C. Procedure for pre-approving non-audit fees. The Company shall not engage its auditor to perform any non-audit service unless the service is approved in advance by the Audit Committee or by the Chairman of the Audit Committee. Any action by the Chairman of the Audit Committee to pre-approve a non-audit service shall be presented to the full Audit Committee at the next following meeting of the full Audit Committee.

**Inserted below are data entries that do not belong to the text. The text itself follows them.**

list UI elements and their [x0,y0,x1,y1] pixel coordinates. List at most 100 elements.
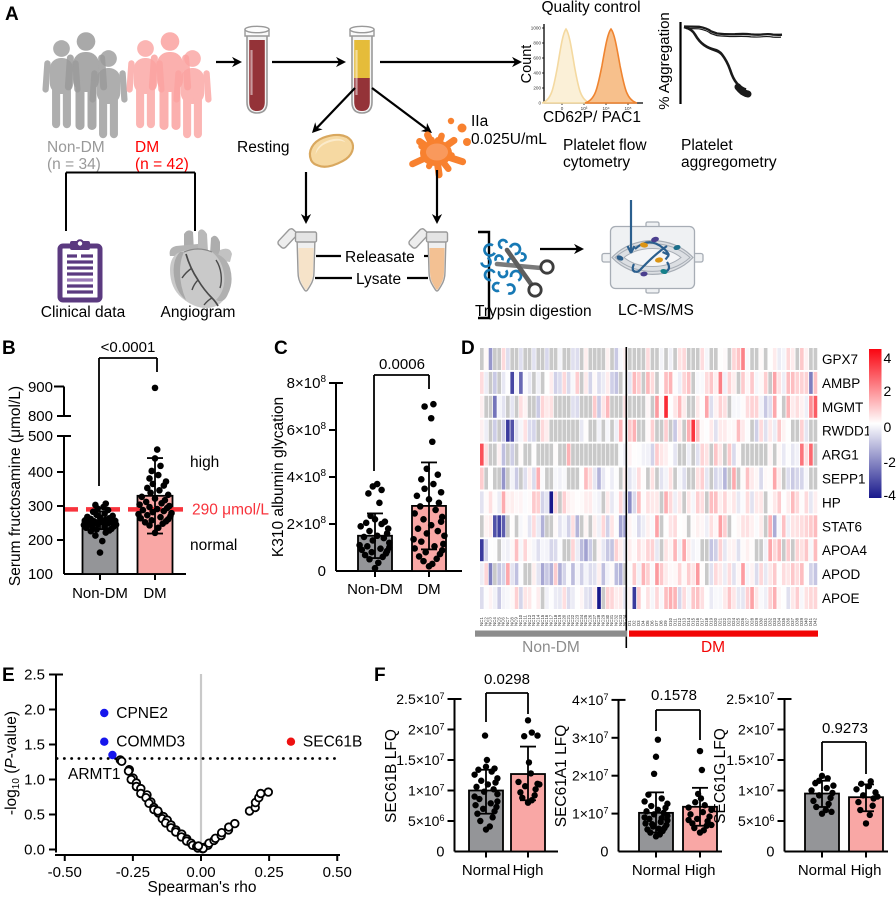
svg-text:D19: D19 [709,617,714,626]
svg-text:10⁴: 10⁴ [602,106,609,111]
svg-text:D32: D32 [767,617,772,626]
svg-text:D42: D42 [813,617,818,626]
svg-text:-4: -4 [884,487,896,503]
svg-text:0.25: 0.25 [255,864,284,881]
svg-text:0.0006: 0.0006 [379,356,425,373]
svg-text:300: 300 [28,498,53,515]
svg-text:NC26: NC26 [588,614,593,626]
svg-text:NC22: NC22 [570,614,575,626]
svg-text:5×106: 5×106 [738,813,775,829]
svg-text:D13: D13 [681,617,686,626]
svg-text:D18: D18 [704,617,709,626]
svg-text:SEC61B LFQ: SEC61B LFQ [383,729,400,823]
svg-text:0.9273: 0.9273 [822,720,868,737]
svg-text:Normal: Normal [798,862,846,879]
svg-text:D24: D24 [731,617,736,626]
svg-text:Platelet: Platelet [681,137,733,154]
svg-text:NC31: NC31 [609,614,614,626]
svg-text:D38: D38 [795,617,800,626]
svg-text:D4: D4 [641,620,646,626]
svg-text:NC13: NC13 [531,614,536,626]
svg-text:DM: DM [701,639,725,656]
svg-text:NC34: NC34 [622,614,627,626]
svg-text:Angiogram: Angiogram [161,304,236,321]
svg-text:DM: DM [135,139,159,156]
svg-text:D30: D30 [758,617,763,626]
svg-text:0: 0 [538,101,541,106]
svg-text:APOD: APOD [822,567,861,582]
svg-text:2×108: 2×108 [287,515,327,533]
svg-text:Spearman's rho: Spearman's rho [148,879,257,896]
svg-text:Clinical data: Clinical data [41,304,126,321]
svg-text:2.0: 2.0 [24,702,45,719]
svg-text:DM: DM [417,581,440,598]
svg-text:Normal: Normal [462,862,510,879]
svg-text:2.5×107: 2.5×107 [396,691,444,707]
svg-text:(n = 34): (n = 34) [47,156,101,173]
svg-text:800: 800 [533,41,541,46]
svg-text:APOA4: APOA4 [822,543,868,558]
svg-text:HP: HP [822,495,841,510]
svg-text:1.5×107: 1.5×107 [726,752,774,768]
svg-text:D35: D35 [781,617,786,626]
svg-text:NC33: NC33 [618,614,623,626]
svg-text:NC30: NC30 [605,614,610,626]
svg-text:0.00: 0.00 [186,864,215,881]
svg-text:0.1578: 0.1578 [651,687,697,704]
svg-text:D27: D27 [745,617,750,626]
svg-text:NC18: NC18 [553,614,558,626]
svg-text:ARG1: ARG1 [822,448,859,463]
svg-text:1.0: 1.0 [24,772,45,789]
svg-text:4×108: 4×108 [287,468,327,486]
svg-text:1.5: 1.5 [24,737,45,754]
svg-text:2×107: 2×107 [408,722,445,738]
svg-text:Non-DM: Non-DM [47,139,105,156]
svg-text:NC28: NC28 [596,614,601,626]
svg-text:normal: normal [190,537,237,554]
svg-text:D34: D34 [776,617,781,626]
svg-text:NC21: NC21 [566,614,571,626]
svg-text:NC8: NC8 [509,617,514,626]
svg-text:D10: D10 [668,617,673,626]
svg-text:Quality control: Quality control [541,0,640,16]
svg-text:0.025U/mL: 0.025U/mL [471,131,547,148]
svg-text:2×107: 2×107 [738,722,775,738]
svg-text:400: 400 [28,464,53,481]
svg-text:SEC61A1 LFQ: SEC61A1 LFQ [553,725,570,828]
svg-text:-0.25: -0.25 [116,864,150,881]
svg-text:10⁵: 10⁵ [624,106,631,111]
svg-text:D22: D22 [722,617,727,626]
svg-text:200: 200 [28,532,53,549]
svg-text:NC29: NC29 [601,614,606,626]
svg-text:cytometry: cytometry [563,154,630,171]
svg-text:NC17: NC17 [549,614,554,626]
svg-text:0: 0 [436,845,444,861]
svg-text:APOE: APOE [822,591,860,606]
svg-text:NC32: NC32 [614,614,619,626]
svg-text:6×108: 6×108 [287,421,327,439]
svg-text:Trypsin digestion: Trypsin digestion [475,303,592,320]
svg-text:Serum fructosamine (μmol/L): Serum fructosamine (μmol/L) [7,386,24,586]
svg-text:Platelet flow: Platelet flow [563,137,647,154]
svg-text:290 μmol/L: 290 μmol/L [192,501,269,518]
svg-text:Non-DM: Non-DM [347,581,403,598]
svg-text:NC10: NC10 [518,614,523,626]
svg-text:NC9: NC9 [514,617,519,626]
svg-text:D3: D3 [636,620,641,626]
svg-text:900: 900 [28,379,53,396]
svg-text:D40: D40 [804,617,809,626]
svg-text:D9: D9 [663,620,668,626]
svg-text:NC16: NC16 [544,614,549,626]
svg-text:D33: D33 [772,617,777,626]
svg-text:NC20: NC20 [562,614,567,626]
svg-text:0: 0 [318,563,326,580]
svg-text:D8: D8 [659,620,664,626]
svg-text:NC24: NC24 [579,614,584,626]
svg-text:1×107: 1×107 [738,783,775,799]
svg-text:NC6: NC6 [501,617,506,626]
svg-text:600: 600 [533,56,541,61]
svg-text:AMBP: AMBP [822,376,860,391]
svg-text:4: 4 [884,350,892,366]
svg-text:% Aggregation: % Aggregation [656,12,673,110]
svg-text:Count: Count [519,45,535,84]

No pre-approval shall be required, however, with respect to the provision of a non-audit service if:

(a) the aggregate amount of all such non-audit services provided to the Company constitutes not more than 5% of the total amount of revenues provided by the Company to the auditor during the fiscal year in which the non-audit services are provided;

(b) such services were not recognized by the Company at the time of the engagement to be non-audit services; and

(c) such services are promptly brought to the attention of the Audit Committee and approved prior to the completion of the audit by the Audit Committee or the Chairman of the Audit Committee.